In a reading list recommended by Ron Rolheiser this one came up : The Dance of the Dissident Daughter: A Woman’s Journey from the Christian Tradition to the Sacred Feminine, by Sue Monk Kidd.
I haven't read the book but on her website there is an interview where she talks about a speaking engagement she had on the book’s topic where her remarks were received with some outrage. Most of the audience were Protestants, about half were men. It was held at a meeting centre run by Catholic nuns, though they were not sponsoring the conference.
Kidd writes:
Kidd writes:
"A lot of controversy got stirred up.

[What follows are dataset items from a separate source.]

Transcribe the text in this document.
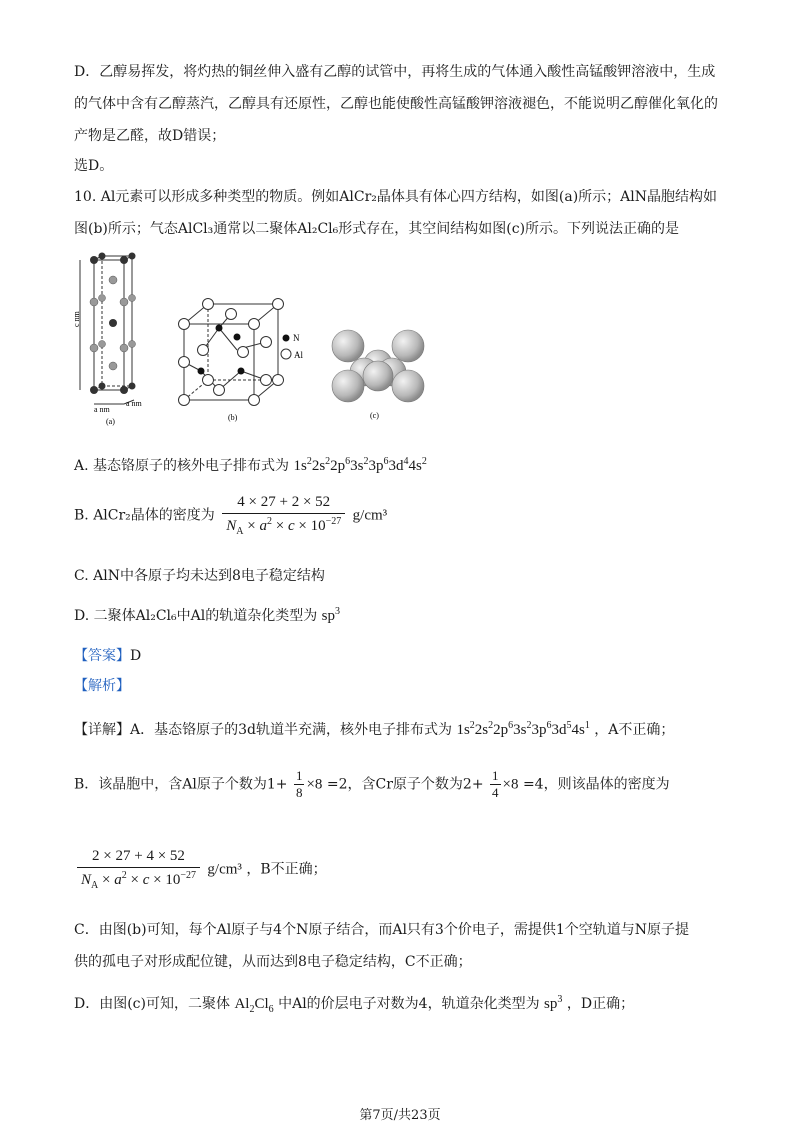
D．乙醇易挥发，将灼热的铜丝伸入盛有乙醇的试管中，再将生成的气体通入酸性高锰酸钾溶液中，生成
的气体中含有乙醇蒸汽，乙醇具有还原性，乙醇也能使酸性高锰酸钾溶液褪色，不能说明乙醇催化氧化的
产物是乙醛，故D错误；
选D。
10. Al元素可以形成多种类型的物质。例如AlCr₂晶体具有体心四方结构，如图(a)所示；AlN晶胞结构如
图(b)所示；气态AlCl₃通常以二聚体Al₂Cl₆形式存在，其空间结构如图(c)所示。下列说法正确的是
c nm
a nm
a nm
(a)
N
Al
(b)	(c)
A. 基态铬原子的核外电子排布式为 $1s^22s^22p^63s^23p^63d^44s^2$
B. AlCr₂晶体的密度为 $\frac{4 \times 27 + 2 \times 52}{N_A \times a^2 \times c \times 10^{-27}} g/cm^3$
C. AlN中各原子均未达到8电子稳定结构
D. 二聚体Al₂Cl₆中Al的轨道杂化类型为 $sp^3$
【答案】D
【解析】
【详解】A．基态铬原子的3d轨道半充满，核外电子排布式为 $1s^22s^22p^63s^23p^63d^54s^1$ ，A不正确；
B．该晶胞中，含Al原子个数为$1+ \frac{1}{8} \times 8 =2$，含Cr原子个数为$2+ \frac{1}{4} \times 8 =4$，则该晶体的密度为
$\frac{2 \times 27 + 4 \times 52}{N_A \times a^2 \times c \times 10^{-27}} g/cm^3$ ，B不正确；
C．由图(b)可知，每个Al原子与4个N原子结合，而Al只有3个价电子，需提供1个空轨道与N原子提
供的孤电子对形成配位键，从而达到8电子稳定结构，C不正确；
D．由图(c)可知，二聚体 $Al_2Cl_6$ 中Al的价层电子对数为4，轨道杂化类型为 $sp^3$ ，D正确；
第7页/共23页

One afternoon while seeking refuge in the library, I was summoned to the office of one of the sisters and found myself standing before an elderly nun in full habit. She had her arms crossed over her chest. She did not look happy. She said, “I understand you’ve been speaking about the Divine Feminine.”
I said, “Yes, ma’am.” Then she said, “And I also understand you’ve kicked up quite a hornets’ nest.” I nodded.
“Well,” she said, “I just wanted to tell you that it’s high time people realized that God is more than two men and a bird.”
Then she gave me the most wonderful, subversive smile and sent me back into the fray."
I’ve never forgotten her. So yes, there were pockets of antagonism along the way, but I have to tell you—there was also, from the very beginning, an audience who passionately embraced the book. What amazed me wasn’t so much the volume of the people who read it, as the passion with which readers responded to it. For every opposing reaction I got, there were a hundred reactions like that of the elderly nun. "
I say Amen to that but I won't be leaving the church.
However , I agree with Ron Roheiser it is challenging and it leaves me feeling that there is something very limiting about our way of seeing and talking about God in my church.
2 comments:
my copy is dog-eared:) and may god bless all the nuns of my childhood who helped form my feminist soul!
Hi Roberta,
Thanks so much for your comments.
Yes, I will definitely have to get this book.I love your comment on the nuns too. When I read that phrase:two men and a bird it really hit home to me jusy how impoverished a view of God is without it conatining a feminine dimension.